Let
$$f(x)=\sum_{n=1}^{\infty}\frac{x^n}{n^2},\:\:\:x\in(0,2).$$
By Weierstrass M-Test I know, $f(x)$ is a uniformly convergent series on $(0,1]$. Now I want to find all $x\in (0,2)$ at which $f(x)$ is continuously and infinitely many times differentiable.
However for the series $g(x):=\sum_{n=1}^{\infty}\frac{x^{n-1}}{n}$, there is no way to apply Weierstrass M-test. I have no clue how to go further.

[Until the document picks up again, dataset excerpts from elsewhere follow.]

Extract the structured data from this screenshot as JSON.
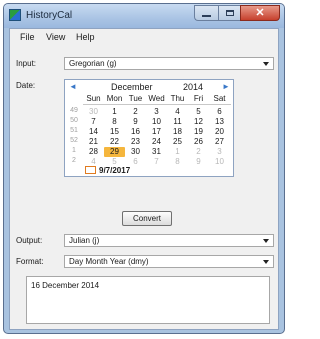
{
  "window": {
    "title": "HistoryCal"
  },
  "menu": [
    "File",
    "View",
    "Help"
  ],
  "input": {
    "label": "Input:",
    "value": "Gregorian (g)"
  },
  "date_label": "Date:",
  "calendar": {
    "prev": "◄",
    "next": "►",
    "month": "December",
    "year": "2014",
    "weekdays": [
      "Sun",
      "Mon",
      "Tue",
      "Wed",
      "Thu",
      "Fri",
      "Sat"
    ],
    "weeks": [
      {
        "num": "49",
        "days": [
          "30",
          "1",
          "2",
          "3",
          "4",
          "5",
          "6"
        ]
      },
      {
        "num": "50",
        "days": [
          "7",
          "8",
          "9",
          "10",
          "11",
          "12",
          "13"
        ]
      },
      {
        "num": "51",
        "days": [
          "14",
          "15",
          "16",
          "17",
          "18",
          "19",
          "20"
        ]
      },
      {
        "num": "52",
        "days": [
          "21",
          "22",
          "23",
          "24",
          "25",
          "26",
          "27"
        ]
      },
      {
        "num": "1",
        "days": [
          "28",
          "29",
          "30",
          "31",
          "1",
          "2",
          "3"
        ]
      },
      {
        "num": "2",
        "days": [
          "4",
          "5",
          "6",
          "7",
          "8",
          "9",
          "10"
        ]
      }
    ],
    "selected": "29",
    "today": "9/7/2017"
  },
  "convert_label": "Convert",
  "output": {
    "label": "Output:",
    "value": "Julian (j)"
  },
  "format": {
    "label": "Format:",
    "value": "Day Month Year (dmy)"
  },
  "result": "16 December 2014",
  "colors": {
    "selection": "#f5b63d",
    "accent": "#3a78c8",
    "titlebar": "#aac4e4",
    "close": "#c6402d"
  }
}
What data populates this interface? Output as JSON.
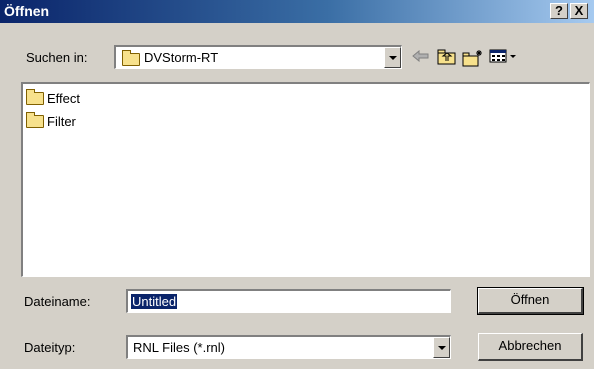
{
  "window": {
    "title": "Öffnen",
    "help_button": "?",
    "close_button": "X"
  },
  "look_in": {
    "label": "Suchen in:",
    "value": "DVStorm-RT"
  },
  "toolbar": {
    "back_icon": "back-arrow-icon",
    "up_icon": "up-folder-icon",
    "new_folder_icon": "new-folder-icon",
    "view_menu_icon": "view-menu-icon"
  },
  "file_list": {
    "items": [
      "Effect",
      "Filter"
    ]
  },
  "filename": {
    "label": "Dateiname:",
    "value": "Untitled"
  },
  "filetype": {
    "label": "Dateityp:",
    "value": "RNL Files (*.rnl)"
  },
  "buttons": {
    "open": "Öffnen",
    "cancel": "Abbrechen"
  },
  "colors": {
    "title_start": "#0a246a",
    "title_end": "#a6caf0",
    "face": "#d4d0c8",
    "selection": "#0a246a"
  }
}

I appreciate any help.
We can see that $\sum_{n=1}^{\infty} \frac{x^n}{n^2}$ is not convergent for $x > 1$, which is clear considering that $\lim_{n\to \infty} \frac{x^n}{n^2} = \infty$ for $x > 1$ (if this is not obvious, use l'Hôspital's rule twice). Therefore, we consider only $x\in (0, 1]$. Notice that $$\sum_{n=1}^{\infty} \frac{x^{n-1}}{n} = \frac{1}{x}\sum_{n=1}^{\infty} \frac{x^n}{n} = -\frac{\log(1-x)}{x}$$ for $x\in (0, 1)$. Convergence is readily apparent by the ratio test, and then we have uniform convergence on compact sets by Dini's theorem (or by the Weierstrass M-test, but Dini's theorem is easy here). For $x = 1$, we get the harmonic series, which diverges. Note that $g(x) = -\frac{\log(1-x)}{x}$ is $C^{\infty}$-smooth on $(0, 1)$.